TIME has an analysis of high speed rail developments that is not too horribly misinformed. It correctly highlights the political minefield that awaits proponents in Florida, but drifts into simplistic buzzwords.
Liberals tend to romanticize trains (because the French use them) and conservatives tend to disparage them (because the French use them). But while the U.S. probably can’t recreate the charming ride from Paris to Lyon, it also can’t keep treating rail like a loathsome relic. Since World War II, the U.S. has poured almost $2 trillion into highway and aviation systems, while passenger rail — like the wheezing federal Amtrak line — has received less than 3% of Washington’s transportation dollars. Obama argues the U.S. needs, economically and environmentally, a rail revival in order to relieve stressed auto and air infrastructure. That means emulating the long-established high-speed (more than 110 mph or 177 kph) passenger rail systems in Europe and Asia.
Ah, the French! (Do people actually pay for this gibberish?)
Moving right along. the story does (amazingly) suggest that a revival of more conventional trains operating in the 110 mph range may be in our future. This has a pleasant tone and is agreeable to the TFA position.
However, having spent three days with the Texas High Speed Rail Corporation board (video interview with Maureen Dickey, David Dean, and Temple Mayor Bill Jones below) I am forced to step back and consider some contradictory viewpoints. Texas folks make a good case for true European style HSR.
There must be great care taken in selecting any project as a demonstration. HSR needs lots and lots of population and feeder lines at both ends to pay for the substantial construction costs. The social ane economic value of true HSR is tremendous. The experiences in Taiwan and Spain are held up as examples.
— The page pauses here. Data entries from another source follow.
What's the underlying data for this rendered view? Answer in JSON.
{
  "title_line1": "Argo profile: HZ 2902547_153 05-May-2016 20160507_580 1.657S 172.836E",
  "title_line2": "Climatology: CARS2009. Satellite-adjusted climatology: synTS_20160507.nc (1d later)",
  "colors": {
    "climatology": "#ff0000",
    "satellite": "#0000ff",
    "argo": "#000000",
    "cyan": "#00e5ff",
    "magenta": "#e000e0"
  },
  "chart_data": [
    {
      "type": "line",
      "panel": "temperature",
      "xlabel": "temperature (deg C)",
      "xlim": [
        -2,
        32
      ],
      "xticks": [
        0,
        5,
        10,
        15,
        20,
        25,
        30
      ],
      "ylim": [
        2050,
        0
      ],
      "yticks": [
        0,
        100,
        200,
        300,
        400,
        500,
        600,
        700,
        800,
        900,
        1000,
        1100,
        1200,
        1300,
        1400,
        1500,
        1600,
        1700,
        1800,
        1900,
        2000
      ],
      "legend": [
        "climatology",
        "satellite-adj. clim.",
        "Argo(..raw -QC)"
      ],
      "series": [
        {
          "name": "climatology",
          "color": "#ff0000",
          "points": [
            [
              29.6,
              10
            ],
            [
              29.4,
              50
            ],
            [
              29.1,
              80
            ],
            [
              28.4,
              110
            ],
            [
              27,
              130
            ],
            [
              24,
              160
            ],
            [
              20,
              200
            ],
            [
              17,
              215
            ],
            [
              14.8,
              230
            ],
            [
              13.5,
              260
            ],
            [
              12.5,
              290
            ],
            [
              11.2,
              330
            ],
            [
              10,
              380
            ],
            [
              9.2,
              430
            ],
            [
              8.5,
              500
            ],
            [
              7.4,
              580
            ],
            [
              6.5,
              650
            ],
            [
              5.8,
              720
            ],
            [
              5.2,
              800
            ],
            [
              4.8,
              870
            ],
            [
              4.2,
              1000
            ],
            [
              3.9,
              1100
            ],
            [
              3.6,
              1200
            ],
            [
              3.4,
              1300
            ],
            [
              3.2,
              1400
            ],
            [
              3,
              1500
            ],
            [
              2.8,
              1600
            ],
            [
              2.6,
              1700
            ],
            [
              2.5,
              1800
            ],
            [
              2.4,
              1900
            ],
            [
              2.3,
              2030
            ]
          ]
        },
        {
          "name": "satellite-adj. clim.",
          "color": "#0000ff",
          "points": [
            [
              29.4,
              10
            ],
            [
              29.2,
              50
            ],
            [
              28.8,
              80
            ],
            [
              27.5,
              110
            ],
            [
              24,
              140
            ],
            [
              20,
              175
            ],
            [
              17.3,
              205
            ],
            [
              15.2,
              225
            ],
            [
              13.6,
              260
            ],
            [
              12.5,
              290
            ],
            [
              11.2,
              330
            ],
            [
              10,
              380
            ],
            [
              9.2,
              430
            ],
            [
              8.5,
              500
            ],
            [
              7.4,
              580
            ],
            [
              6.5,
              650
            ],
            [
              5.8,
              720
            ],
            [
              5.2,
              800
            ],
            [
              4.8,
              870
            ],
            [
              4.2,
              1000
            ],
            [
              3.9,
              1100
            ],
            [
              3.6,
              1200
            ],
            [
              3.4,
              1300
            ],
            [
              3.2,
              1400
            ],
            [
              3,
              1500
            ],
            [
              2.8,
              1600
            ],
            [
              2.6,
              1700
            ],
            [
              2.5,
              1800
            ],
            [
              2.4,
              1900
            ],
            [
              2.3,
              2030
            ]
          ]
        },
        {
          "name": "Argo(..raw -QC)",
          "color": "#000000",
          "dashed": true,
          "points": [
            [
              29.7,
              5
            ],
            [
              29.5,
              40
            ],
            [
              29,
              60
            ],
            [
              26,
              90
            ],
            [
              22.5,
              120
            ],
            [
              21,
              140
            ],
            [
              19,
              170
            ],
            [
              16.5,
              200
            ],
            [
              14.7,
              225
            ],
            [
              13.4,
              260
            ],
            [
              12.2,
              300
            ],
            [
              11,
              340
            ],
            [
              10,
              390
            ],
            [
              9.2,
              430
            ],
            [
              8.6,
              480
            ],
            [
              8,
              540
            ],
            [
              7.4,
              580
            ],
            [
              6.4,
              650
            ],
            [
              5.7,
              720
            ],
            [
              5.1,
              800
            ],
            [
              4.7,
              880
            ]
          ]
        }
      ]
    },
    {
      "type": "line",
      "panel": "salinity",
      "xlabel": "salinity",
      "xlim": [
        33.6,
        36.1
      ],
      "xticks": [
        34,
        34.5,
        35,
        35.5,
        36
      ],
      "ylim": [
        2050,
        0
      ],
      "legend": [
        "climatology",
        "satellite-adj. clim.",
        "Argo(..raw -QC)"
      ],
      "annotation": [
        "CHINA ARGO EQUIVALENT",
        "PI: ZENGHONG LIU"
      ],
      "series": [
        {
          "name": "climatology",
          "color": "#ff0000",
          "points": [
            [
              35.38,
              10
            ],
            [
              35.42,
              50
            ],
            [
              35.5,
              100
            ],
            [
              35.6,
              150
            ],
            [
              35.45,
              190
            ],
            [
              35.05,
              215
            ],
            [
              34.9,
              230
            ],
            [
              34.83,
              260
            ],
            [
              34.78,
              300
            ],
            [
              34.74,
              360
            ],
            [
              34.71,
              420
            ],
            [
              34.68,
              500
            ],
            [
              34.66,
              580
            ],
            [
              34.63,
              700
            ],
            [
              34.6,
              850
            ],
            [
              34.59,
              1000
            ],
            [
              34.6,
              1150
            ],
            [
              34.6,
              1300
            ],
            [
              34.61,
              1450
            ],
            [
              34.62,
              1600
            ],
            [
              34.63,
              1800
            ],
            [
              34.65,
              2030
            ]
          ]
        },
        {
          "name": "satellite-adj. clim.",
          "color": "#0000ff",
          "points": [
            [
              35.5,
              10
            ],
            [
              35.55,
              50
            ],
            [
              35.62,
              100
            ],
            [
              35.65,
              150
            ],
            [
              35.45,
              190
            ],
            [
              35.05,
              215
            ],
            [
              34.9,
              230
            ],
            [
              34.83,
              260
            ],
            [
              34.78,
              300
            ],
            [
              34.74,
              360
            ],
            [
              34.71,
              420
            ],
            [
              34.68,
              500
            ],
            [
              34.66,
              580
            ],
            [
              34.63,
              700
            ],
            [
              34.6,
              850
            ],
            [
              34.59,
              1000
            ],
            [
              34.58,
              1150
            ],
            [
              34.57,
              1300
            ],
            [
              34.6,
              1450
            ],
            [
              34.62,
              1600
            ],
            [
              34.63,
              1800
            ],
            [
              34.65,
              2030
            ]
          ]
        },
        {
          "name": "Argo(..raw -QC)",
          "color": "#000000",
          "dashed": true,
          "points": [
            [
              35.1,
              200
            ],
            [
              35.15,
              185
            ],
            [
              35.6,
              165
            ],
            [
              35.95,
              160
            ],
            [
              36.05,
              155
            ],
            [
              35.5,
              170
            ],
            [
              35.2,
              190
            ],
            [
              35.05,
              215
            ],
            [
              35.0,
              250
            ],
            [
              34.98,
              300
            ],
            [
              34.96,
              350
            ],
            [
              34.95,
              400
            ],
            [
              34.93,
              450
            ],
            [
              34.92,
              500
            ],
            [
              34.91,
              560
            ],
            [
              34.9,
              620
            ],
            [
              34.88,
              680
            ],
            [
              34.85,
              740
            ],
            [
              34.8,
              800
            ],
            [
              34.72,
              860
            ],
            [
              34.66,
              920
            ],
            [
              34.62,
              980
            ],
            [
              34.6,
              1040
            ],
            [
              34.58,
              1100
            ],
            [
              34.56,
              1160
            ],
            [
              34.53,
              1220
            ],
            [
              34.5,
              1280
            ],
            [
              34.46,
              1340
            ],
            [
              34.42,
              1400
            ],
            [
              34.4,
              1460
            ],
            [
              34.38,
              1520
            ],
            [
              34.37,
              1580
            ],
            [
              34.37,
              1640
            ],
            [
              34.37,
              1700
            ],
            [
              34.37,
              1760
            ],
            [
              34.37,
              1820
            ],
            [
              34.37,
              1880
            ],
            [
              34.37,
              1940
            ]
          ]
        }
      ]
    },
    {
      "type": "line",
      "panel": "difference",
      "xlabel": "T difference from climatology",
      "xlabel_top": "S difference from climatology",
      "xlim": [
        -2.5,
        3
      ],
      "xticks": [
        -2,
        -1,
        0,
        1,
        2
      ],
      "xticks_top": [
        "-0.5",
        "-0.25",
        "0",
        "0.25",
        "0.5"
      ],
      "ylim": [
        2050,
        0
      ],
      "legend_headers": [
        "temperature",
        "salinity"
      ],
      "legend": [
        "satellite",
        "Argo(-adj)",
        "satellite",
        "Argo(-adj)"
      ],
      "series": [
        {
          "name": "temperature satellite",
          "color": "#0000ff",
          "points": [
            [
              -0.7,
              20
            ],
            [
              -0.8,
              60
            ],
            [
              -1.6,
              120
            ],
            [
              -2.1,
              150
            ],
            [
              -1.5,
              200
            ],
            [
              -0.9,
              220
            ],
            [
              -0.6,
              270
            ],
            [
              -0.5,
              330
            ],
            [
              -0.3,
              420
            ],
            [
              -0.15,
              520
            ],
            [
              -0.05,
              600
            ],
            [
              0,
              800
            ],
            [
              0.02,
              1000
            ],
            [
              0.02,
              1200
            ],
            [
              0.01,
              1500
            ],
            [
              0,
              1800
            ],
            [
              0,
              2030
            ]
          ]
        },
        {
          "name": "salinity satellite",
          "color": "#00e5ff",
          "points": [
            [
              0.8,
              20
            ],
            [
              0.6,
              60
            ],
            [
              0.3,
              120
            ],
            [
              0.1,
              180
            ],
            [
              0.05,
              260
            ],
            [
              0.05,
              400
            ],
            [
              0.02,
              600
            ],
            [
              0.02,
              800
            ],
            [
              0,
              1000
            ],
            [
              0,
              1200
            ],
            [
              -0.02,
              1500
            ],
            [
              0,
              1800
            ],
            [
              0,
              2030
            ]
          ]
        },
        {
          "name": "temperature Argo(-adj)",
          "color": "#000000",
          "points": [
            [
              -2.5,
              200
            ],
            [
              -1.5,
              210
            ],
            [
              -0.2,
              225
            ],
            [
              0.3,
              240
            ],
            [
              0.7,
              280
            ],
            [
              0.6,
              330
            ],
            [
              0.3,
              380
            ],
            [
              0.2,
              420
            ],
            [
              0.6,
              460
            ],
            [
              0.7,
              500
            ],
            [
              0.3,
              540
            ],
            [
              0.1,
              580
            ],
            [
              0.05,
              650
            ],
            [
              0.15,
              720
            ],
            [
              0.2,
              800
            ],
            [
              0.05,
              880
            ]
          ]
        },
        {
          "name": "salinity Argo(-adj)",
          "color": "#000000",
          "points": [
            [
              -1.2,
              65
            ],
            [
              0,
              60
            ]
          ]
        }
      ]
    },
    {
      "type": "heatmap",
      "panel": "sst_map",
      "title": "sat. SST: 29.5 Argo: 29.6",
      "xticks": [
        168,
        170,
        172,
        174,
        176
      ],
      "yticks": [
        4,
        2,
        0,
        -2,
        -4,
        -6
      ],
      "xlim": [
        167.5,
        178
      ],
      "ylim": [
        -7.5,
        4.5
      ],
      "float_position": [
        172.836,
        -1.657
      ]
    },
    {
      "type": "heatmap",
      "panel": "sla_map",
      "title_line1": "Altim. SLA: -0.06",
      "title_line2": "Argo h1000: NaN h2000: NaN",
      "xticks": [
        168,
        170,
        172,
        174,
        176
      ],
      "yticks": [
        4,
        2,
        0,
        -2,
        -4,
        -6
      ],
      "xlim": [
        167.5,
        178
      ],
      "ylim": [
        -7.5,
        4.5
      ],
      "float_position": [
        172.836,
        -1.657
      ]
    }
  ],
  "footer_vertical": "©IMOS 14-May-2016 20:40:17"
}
Two points. The presence of true HSR (200 mph.) shrinks a region and brings cities and businesses closer together. Second, the population growth forecast for some already booming areas is staggering. Building more highways is an economic and environmental catastrophe of Katrina proportions.
The opposition of some “conservatives” to an economic engine of such potent and proven power is totally astounding. Is there something wrong with higher property values and easier commercial relationships?
America needs a high speed rail of international standards somewhere. We also need to grow and mature the market for conventional trains between cities that can sue them and strengthen the network of long distance trains that support all of it. They all work together.